This work addresses the challenge of aligning large-scale video diffusion models with human intent, a task hindered by biased reward models and suboptimal timestep sampling that cause mismatches between training and inference trajectories. The authors propose Diffusion-APO, a trajectory-aware preference alignment algorithm that achieves direct preference optimization without relying on scalar reward models. By jointly modeling the training noise distribution and the inference denoising path, Diffusion-APO enhances gradient effectiveness. The method introduces a modular RLHF framework integrating online ranking, semi-online anchoring, offline refinement, and distillation-aware drift correction, enabling flexible multi-stage alignment. Experiments demonstrate that Diffusion-APO significantly outperforms baselines in both visual quality and instruction following, while preserving generation fidelity under model acceleration, offering an end-to-end solution for scalable video diffusion alignment.

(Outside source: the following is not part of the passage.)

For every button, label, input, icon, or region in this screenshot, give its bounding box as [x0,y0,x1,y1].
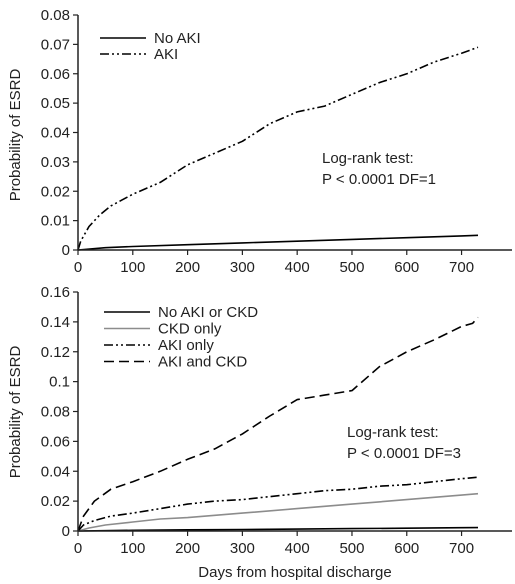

Efficiently aligning large-scale video diffusion models with human intent requires a scalable and trajectory-aware pathway that bridges the inherent discrepancy between training noise distributions and practical inference trajectories. While existing paradigms such as Direct Preference Optimization (DPO) and Group Relative Policy Optimization (GRPO) attempt to address this, they are often hindered by either reliance on bias-prone, complex reward models or suboptimal timestep sampling. In this paper, we propose Diffusion-APO (Aligned Preference Optimization), a trajectory-aware algorithm that resolves this misalignment by synchronizing training noise with inference-time denoising paths to maximize gradient signal efficacy. To translate this algorithmic innovation into a practical solution, we introduce a unified and modular RLHF framework that integrates online ranking, half-online anchoring, offline refinement, and distillation-aware drift correction. This framework enables flexible, multi-stage preference alignment across diverse data and computational constraints without relying on scalar-reward-based policy gradients. Through extensive experiments, we demonstrate that Diffusion-APO consistently outperforms standard baselines in visual quality and instruction following, while effectively preserving generative fidelity during model acceleration, providing a robust, end-to-end pathway for scalable video diffusion alignment.